Under Chavez's 14-year socialist tenure, Venezuela nationalised a series of companies and industries, established foreign currency restrictions and used the country's oil-revenue windfall to push forward welfare policies for the country's poorest.
Some experts say Maduro, 51, has borne the brunt of Chavez's socialist excesses with inflation at 54 percent in 2013 and the OPEC nation wracked by shortages.
"Maduro has had to pay the costs, pay the bill of a failed economic model that is undoubtedly a model that is absolutely unworkable," said analyst Manuel Felipe Sierra.

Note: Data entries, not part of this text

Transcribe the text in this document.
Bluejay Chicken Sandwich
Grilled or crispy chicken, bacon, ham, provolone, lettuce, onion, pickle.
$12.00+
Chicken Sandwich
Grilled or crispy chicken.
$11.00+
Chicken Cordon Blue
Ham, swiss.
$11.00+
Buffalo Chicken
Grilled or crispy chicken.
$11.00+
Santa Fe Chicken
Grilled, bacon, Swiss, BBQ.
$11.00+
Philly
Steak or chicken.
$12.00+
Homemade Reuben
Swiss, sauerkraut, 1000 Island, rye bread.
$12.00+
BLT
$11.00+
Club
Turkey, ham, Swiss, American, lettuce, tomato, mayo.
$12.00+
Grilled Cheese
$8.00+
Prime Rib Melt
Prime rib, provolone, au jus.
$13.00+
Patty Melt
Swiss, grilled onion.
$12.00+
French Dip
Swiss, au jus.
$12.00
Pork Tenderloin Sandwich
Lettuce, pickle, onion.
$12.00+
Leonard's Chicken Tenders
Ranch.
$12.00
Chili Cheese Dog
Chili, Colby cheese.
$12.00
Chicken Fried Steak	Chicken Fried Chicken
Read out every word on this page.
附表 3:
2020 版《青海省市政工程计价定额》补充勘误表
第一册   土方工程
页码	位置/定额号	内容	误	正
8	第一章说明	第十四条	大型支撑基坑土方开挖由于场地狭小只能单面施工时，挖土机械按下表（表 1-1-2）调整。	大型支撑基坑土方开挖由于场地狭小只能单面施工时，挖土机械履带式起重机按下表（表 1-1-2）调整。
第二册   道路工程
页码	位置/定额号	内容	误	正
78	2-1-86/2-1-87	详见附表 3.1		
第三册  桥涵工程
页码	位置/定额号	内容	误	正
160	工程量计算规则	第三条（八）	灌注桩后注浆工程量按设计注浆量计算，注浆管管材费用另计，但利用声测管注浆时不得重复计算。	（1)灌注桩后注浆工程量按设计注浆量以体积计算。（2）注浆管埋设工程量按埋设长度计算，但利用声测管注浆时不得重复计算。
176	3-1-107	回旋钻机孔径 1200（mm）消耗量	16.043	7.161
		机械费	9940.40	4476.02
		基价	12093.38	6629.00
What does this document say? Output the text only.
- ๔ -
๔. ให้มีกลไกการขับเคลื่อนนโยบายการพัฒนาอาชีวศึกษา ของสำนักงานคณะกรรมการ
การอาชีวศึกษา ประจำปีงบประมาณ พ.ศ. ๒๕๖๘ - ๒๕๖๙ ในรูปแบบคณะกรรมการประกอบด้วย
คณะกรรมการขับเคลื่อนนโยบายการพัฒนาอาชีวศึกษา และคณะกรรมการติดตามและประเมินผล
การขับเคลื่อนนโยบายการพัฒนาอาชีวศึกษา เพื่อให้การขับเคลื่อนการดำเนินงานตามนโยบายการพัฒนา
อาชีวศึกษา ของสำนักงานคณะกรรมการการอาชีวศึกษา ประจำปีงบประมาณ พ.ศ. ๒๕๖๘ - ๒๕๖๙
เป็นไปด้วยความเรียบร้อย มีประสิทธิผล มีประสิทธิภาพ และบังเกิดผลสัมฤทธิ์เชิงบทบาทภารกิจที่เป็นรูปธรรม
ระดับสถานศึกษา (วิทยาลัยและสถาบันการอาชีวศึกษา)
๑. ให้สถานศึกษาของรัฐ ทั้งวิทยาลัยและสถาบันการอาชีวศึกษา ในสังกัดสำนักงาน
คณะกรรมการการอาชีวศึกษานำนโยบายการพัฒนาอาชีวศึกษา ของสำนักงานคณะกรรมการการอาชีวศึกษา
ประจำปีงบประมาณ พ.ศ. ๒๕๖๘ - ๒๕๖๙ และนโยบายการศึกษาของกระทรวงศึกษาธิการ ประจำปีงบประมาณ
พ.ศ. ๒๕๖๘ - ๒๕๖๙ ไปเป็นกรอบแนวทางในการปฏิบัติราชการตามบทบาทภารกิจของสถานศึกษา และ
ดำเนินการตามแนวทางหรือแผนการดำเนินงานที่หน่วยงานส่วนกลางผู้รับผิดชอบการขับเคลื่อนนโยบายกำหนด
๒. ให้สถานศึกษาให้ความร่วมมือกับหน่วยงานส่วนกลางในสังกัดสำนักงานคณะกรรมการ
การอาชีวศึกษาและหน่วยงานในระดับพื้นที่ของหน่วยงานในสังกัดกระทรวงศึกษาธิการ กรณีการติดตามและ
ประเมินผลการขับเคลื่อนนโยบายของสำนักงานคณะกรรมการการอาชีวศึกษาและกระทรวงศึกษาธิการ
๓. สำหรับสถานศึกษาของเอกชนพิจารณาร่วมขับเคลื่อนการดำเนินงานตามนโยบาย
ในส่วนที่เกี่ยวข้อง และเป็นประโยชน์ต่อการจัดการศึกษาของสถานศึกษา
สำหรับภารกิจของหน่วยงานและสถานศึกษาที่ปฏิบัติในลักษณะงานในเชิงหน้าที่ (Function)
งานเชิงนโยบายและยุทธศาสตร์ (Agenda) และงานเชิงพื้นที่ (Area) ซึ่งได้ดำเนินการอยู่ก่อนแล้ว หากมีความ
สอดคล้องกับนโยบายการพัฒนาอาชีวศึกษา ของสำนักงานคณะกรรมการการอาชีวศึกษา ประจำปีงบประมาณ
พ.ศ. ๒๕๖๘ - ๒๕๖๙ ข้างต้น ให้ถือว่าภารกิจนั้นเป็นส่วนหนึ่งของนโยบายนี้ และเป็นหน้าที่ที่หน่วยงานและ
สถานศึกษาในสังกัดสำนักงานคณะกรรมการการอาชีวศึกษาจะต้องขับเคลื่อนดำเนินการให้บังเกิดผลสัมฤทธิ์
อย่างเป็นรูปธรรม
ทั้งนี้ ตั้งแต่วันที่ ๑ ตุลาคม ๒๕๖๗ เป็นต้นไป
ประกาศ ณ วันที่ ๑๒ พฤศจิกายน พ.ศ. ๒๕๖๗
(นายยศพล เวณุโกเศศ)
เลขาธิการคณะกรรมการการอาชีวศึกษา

Venezuelans, already struggling to find basics like milk and toilet paper on supermarket shelves, are now confronted with empty appliance store windows and clothes racks at shopping centres, reported the AFP news agency.
It said shopping centres had become deserted, with stores straining under government-imposed limits on profits, rents and access to hard currency.
Using the same rhetoric as his predecessor, Maduro has accused the country's oligarchs of waging an "economic war" which is fuelling spiralling consumer prices and chronic product shortages.
"I told Commander [Chavez], they [the oligarchs] can't take you on, or your sons and daughters and this year they have really proven this conclusively," Maduro told supporters.
"The oligarchs can't take us on, not with protesters, not with violence, not with elections, not with economic war. They can't take us on."
In December, Maduro deepened his "economic offensive" to force businesses to cut prices, a move popular with his working class supporters.
Pollsters say approval levels for both Maduro and the opposition have fallen during the crisis, while an already slowing economy has suffered a further drag from the impact of violent clashes on businesses and transport.